Tech is too useful, and the information it is stored on is too durable. The last set of dark ages, a lot of the administrative techniques and civil engineering of the Roman empire was lost. But, the Romans didn’t have something insanely and immediately useful like computers or AK-47s. During the “dark” ages, the powers of the time had no trouble retaining quite a bit of technology, such as how to smelt iron, agriculture and animal husbandry skills, and so on.

I’m of the opinion that another dark age became impossible around the time the printing press was invented.

As for the Islamic world taking over : what the nuts in that world have is a lot of irrational people, and some money they got because they just happened to have been sitting on a bunch of oil. Those “assets” are enough to be dangerous, but not the kind of thing that would give them a long term advantage.

Thanks for the replies. @Habeed: The full brain roadmap PDF is helpful. It sounds like it will not happen in my lifetime, so rather than eat lima beans and broccoli, I think I’ll eat lotsa meat, drink beer, and live life to the fullest.
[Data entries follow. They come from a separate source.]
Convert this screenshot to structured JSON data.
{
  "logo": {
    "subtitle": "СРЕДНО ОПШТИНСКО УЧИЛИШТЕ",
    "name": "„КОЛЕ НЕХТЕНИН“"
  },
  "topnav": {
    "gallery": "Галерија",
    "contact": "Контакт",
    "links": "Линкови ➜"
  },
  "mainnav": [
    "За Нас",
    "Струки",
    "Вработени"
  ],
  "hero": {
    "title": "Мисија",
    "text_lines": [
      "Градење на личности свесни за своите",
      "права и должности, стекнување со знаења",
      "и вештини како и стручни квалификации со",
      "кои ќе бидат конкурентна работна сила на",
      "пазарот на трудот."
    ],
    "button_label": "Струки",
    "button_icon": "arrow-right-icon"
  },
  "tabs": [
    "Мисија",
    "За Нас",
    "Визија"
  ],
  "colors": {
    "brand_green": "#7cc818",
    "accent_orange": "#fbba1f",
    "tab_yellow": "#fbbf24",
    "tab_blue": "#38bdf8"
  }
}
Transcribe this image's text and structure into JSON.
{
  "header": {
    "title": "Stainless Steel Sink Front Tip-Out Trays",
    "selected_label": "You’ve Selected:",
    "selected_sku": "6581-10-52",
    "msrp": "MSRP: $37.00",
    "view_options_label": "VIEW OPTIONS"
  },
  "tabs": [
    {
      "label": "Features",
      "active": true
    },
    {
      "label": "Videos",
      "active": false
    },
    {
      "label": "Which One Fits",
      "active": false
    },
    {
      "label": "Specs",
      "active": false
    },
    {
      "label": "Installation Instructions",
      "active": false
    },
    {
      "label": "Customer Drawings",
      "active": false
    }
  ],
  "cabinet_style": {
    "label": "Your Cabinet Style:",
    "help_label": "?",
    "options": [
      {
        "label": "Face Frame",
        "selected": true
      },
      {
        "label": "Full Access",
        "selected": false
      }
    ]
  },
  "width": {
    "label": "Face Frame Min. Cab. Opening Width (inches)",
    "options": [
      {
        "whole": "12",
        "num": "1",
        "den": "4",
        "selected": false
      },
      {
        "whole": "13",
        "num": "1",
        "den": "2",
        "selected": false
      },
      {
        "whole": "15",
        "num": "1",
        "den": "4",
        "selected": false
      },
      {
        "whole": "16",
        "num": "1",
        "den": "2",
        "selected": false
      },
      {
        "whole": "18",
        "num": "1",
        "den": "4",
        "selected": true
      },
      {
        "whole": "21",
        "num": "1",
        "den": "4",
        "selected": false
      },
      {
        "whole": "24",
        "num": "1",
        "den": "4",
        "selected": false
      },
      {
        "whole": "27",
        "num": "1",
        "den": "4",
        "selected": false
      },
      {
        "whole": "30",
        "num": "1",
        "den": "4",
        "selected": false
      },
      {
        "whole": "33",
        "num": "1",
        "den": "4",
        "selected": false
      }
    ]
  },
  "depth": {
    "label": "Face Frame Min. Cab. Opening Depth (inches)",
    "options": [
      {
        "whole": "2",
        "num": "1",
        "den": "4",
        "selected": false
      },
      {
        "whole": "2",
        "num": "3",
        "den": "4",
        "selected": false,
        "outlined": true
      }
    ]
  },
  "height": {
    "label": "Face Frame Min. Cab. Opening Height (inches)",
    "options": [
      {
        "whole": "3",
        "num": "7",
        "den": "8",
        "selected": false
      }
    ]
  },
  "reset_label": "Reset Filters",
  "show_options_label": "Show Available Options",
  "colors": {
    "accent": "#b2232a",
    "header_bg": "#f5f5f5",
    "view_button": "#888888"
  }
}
Then I’ll get my head frozen at Alcore instead.

When I awake and am on the robot side of the inevitable human-robot war, all of you will be spared from working in the robot mines for your help in the matter.

I disagree. The average person doesn’t even understand how most tech works, and could never make it themselves. If you went back in time to the year, ohhh… 1500 or so, what modern inventions would you be able to make or instruct others to make?

Religious fundamentalism is spreading faster and faster. Not just islam, the number of Americans who don’t believe in evolution is at an all-time high.

But the main reason I think islam will take over is because most Westerners are crippled by political correctness. Trying to prevent muslims from destroying America is “racist” and most of the people I talk to would rather die tolerant in a nuclear holocaust than have someone insinuate that they’re a bigoted racist. Never mind that islam is not a race.

If the soviet union had called communism a race, and anti-communist sentiments “racist” we’d all be speaking russian right now, starving in bread lines.

Islam doesn’t need smart leaders, grand military might, and expensive assets to destroy the west. Our ignorant political correctness, coupled with a small amount of taqiyya, and the stereotype of muslims as “brown people” (thus making opposition to them “racist”) is all that’s necessary. That and cheap explosives, guns, rocks, sticks, and fire.

The last time they carried out a major attack, over 1 million people were killed in retaliation. Lancet surveys of Iraq War casualties - Wikipedia (admittedly, virtually all of them had nothing to do with it, but the point remains)

You’re mostly talking about France, and their political correctness wherein they allow huge numbers of Arab immigrants, some of whom seem to do nasty things.

I don’t disagree that political correctness is counterproductive. Not every nation does it (China, for one). I’m disputing your assertion that a worldwide dark age will come about. Maybe the politically correct nations will fall, but numerous advanced societies do not have such beliefs.

Who doesn’t want to be Bender the robot?

The hell does the OP have to do with Islam?

And I wanna be Bender but with more apathy.

Simple. For this kind of far off technology to ever be developed, humans have to keep developing tech and not let them selves be overwhelmed with irrational religious idiots.

Religion is the reason we don’t have this technology, or at least we aren’t pumping trillions of dollars into developing it.